DIMISSIONI E MOROSITA’ Il socio può dimettersi dal Club Alpino Italiano in qualsiasi momento; le dimissioni devono essere presentate per iscritto al Consiglio Direttivo della Sezione, sono irrevocabili ed hanno effetto immediato, senza restituzione dei ratei della quota sociale versata.
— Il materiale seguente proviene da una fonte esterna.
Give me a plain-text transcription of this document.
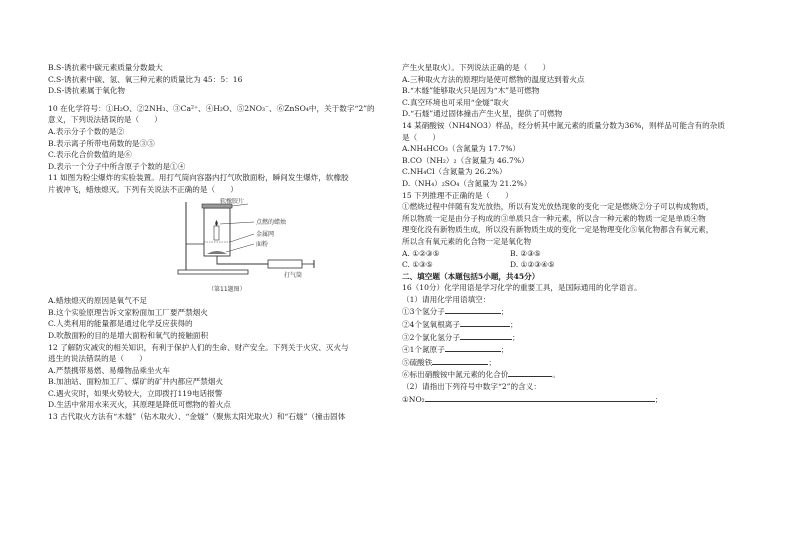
B.S-诱抗素中碳元素质量分数最大
C.S-诱抗素中碳、氢、氧三种元素的质量比为 45：5：16
D.S-诱抗素属于氧化物
10 在化学符号：①H₂O、②2NH₃、③Ca²⁺、④H₂O、⑤2NO₃⁻、⑥ZnSO₄中，关于数字“2”的
意义，下列说法错误的是（　　）
A.表示分子个数的是②
B.表示离子所带电荷数的是③⑤
C.表示化合价数值的是⑥
D.表示一个分子中所含原子个数的是①④
11 如图为粉尘爆炸的实验装置。用打气筒向容器内打气吹散面粉，瞬间发生爆炸，软橡胶
片被冲飞，蜡烛熄灭。下列有关说法不正确的是（　　）
软橡胶片
点燃的蜡烛
金属网
面粉
打气筒
（第11题图）
A.蜡烛熄灭的原因是氧气不足
B.这个实验原理告诉文家粉面加工厂要严禁烟火
C.人类利用的能量都是通过化学反应获得的
D.吹散面粉的目的是增大面粉和氧气的接触面积
12 了解防灾减灾的相关知识，有利于保护人们的生命、财产安全。下列关于火灾、灭火与
逃生的说法错误的是（　　）
A.严禁携带易燃、易爆物品乘坐火车
B.加油站、面粉加工厂、煤矿的矿井内都应严禁烟火
C.遇火灾时，如果火势较大，立即拨打119电话报警
D.生活中常用水来灭火，其原理是降低可燃物的着火点
13 古代取火方法有“木燧”（钻木取火）、“金燧”（聚焦太阳光取火）和“石燧”（撞击固体
产生火星取火）。下列说法正确的是（　　）
A.三种取火方法的原理均是使可燃物的温度达到着火点
B.“木燧”能够取火只是因为“木”是可燃物
C.真空环境也可采用“金燧”取火
D.“石燧”通过固体撞击产生火星，提供了可燃物
14 某硝酸铵（NH4NO3）样品，经分析其中氮元素的质量分数为36%，则样品可能含有的杂质
是（　　）
A.NH₄HCO₃（含氮量为 17.7%）
B.CO（NH₂）₂（含氮量为 46.7%）
C.NH₄Cl（含氮量为 26.2%）
D.（NH₄）₂SO₄（含氮量为 21.2%）
15 下列推理不正确的是（　　）
①燃烧过程中伴随有发光放热，所以有发光放热现象的变化一定是燃烧②分子可以构成物质，
所以物质一定是由分子构成的③单质只含一种元素，所以含一种元素的物质一定是单质④物
理变化没有新物质生成，所以没有新物质生成的变化一定是物理变化⑤氧化物都含有氧元素，
所以含有氧元素的化合物一定是氧化物
A. ①②③⑤	B. ②③⑤
C. ①③⑤	D. ①②③④⑤
二、填空题（本题包括5小题，共45分）
16（10分）化学用语是学习化学的重要工具，是国际通用的化学语言。
（1）请用化学用语填空：
①3个氢分子	；
②4个氢氧根离子	；
③2个氯化氢分子	；
④1个氮原子	；
⑤硫酸铁	；
⑥标出硝酸铵中氮元素的化合价	。
（2）请指出下列符号中数字“2”的含义：
①NO₂	；
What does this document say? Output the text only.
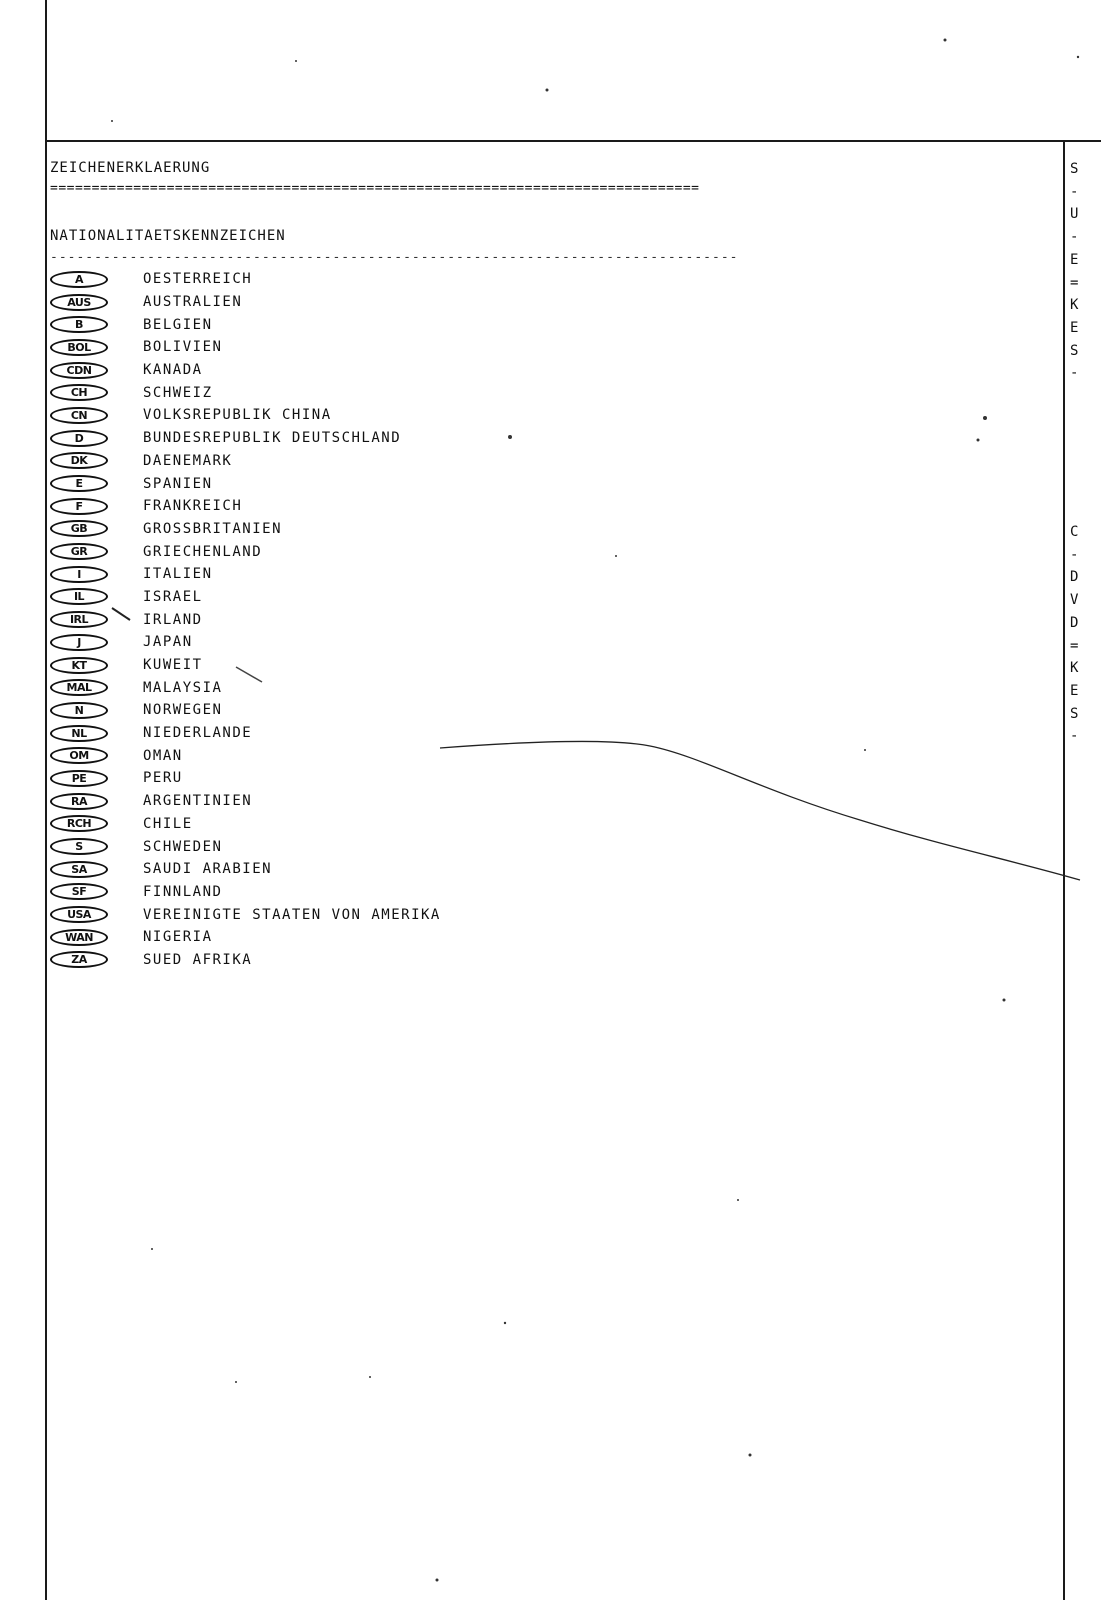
ZEICHENERKLAERUNG
==============================================================================
NATIONALITAETSKENNZEICHEN
------------------------------------------------------------------------------
A	OESTERREICH
AUS	AUSTRALIEN
B	BELGIEN
BOL	BOLIVIEN
CDN	KANADA
CH	SCHWEIZ
CN	VOLKSREPUBLIK CHINA
D	BUNDESREPUBLIK DEUTSCHLAND
DK	DAENEMARK
E	SPANIEN
F	FRANKREICH
GB	GROSSBRITANIEN
GR	GRIECHENLAND
I	ITALIEN
IL	ISRAEL
IRL	IRLAND
J	JAPAN
KT	KUWEIT
MAL	MALAYSIA
N	NORWEGEN
NL	NIEDERLANDE
OM	OMAN
PE	PERU
RA	ARGENTINIEN
RCH	CHILE
S	SCHWEDEN
SA	SAUDI ARABIEN
SF	FINNLAND
USA	VEREINIGTE STAATEN VON AMERIKA
WAN	NIGERIA
ZA	SUED AFRIKA
S
-
U
-
E
=
K
E
S
-
C
-
D
V
D
=
K
E
S
-
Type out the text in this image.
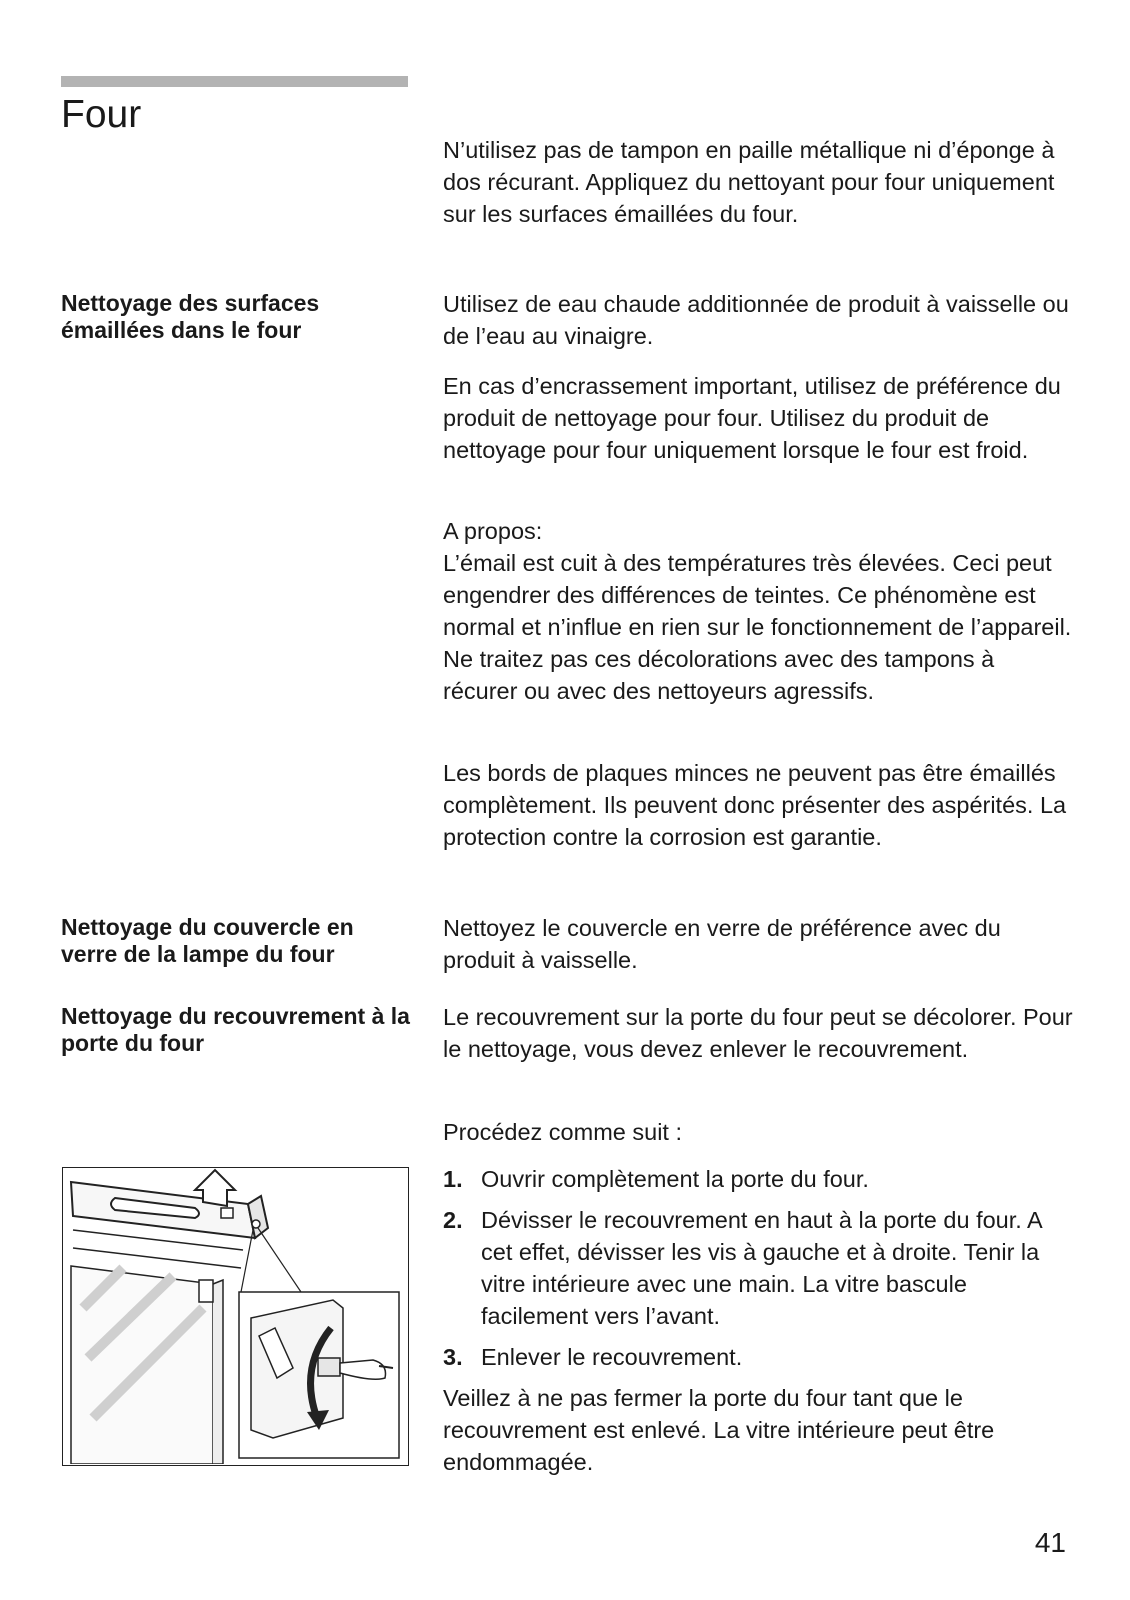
Four

N’utilisez pas de tampon en paille métallique ni d’éponge à dos récurant. Appliquez du nettoyant pour four uniquement sur les surfaces émaillées du four.

Nettoyage des surfaces émaillées dans le four

Utilisez de eau chaude additionnée de produit à vaisselle ou de l’eau au vinaigre.

En cas d’encrassement important, utilisez de préférence du produit de nettoyage pour four. Utilisez du produit de nettoyage pour four uniquement lorsque le four est froid.

A propos:

L’émail est cuit à des températures très élevées. Ceci peut engendrer des différences de teintes. Ce phénomène est normal et n’influe en rien sur le fonctionnement de l’appareil. Ne traitez pas ces décolorations avec des tampons à récurer ou avec des nettoyeurs agressifs.

Les bords de plaques minces ne peuvent pas être émaillés complètement. Ils peuvent donc présenter des aspérités. La protection contre la corrosion est garantie.

Nettoyage du couvercle en verre de la lampe du four

Nettoyez le couvercle en verre de préférence avec du produit à vaisselle.

Nettoyage du recouvrement à la porte du four

Le recouvrement sur la porte du four peut se décolorer. Pour le nettoyage, vous devez enlever le recouvrement.

Procédez comme suit :

1. Ouvrir complètement la porte du four.
2. Dévisser le recouvrement en haut à la porte du four. A cet effet, dévisser les vis à gauche et à droite. Tenir la vitre intérieure avec une main. La vitre bascule facilement vers l’avant.
3. Enlever le recouvrement.

Veillez à ne pas fermer la porte du four tant que le recouvrement est enlevé. La vitre intérieure peut être endommagée.

41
Il socio è considerato moroso se non rinnova la propria adesione versando la quota associativa annuale entro il 31 marzo di ciascun anno sociale; l’accertamento della morosità è di competenza del Consiglio Direttivo della Sezione; non si può riacquistare la qualifica di socio, mantenendo l’anzianità di adesione, se non previo pagamento alla Sezione alla quale si era iscritti delle quote associative annuali arretrate. Il socio di cui sia stata accertata la morosità perde tutti i diritti spettanti ai soci.
CALENDARIO CHIUSURA SEDE Venerdì 20 dicembre la segreteria e la sede chiuderanno alle ore 19.30 al fine di permettere a tutti di recarsi c/o l’Auditorium della Camera di Commercio di Lecco dove si svolgerà il consueto Concerto di Natale. La sede resterà chiusa dal 21 dicembre 2019 al 6 gennaio 2020.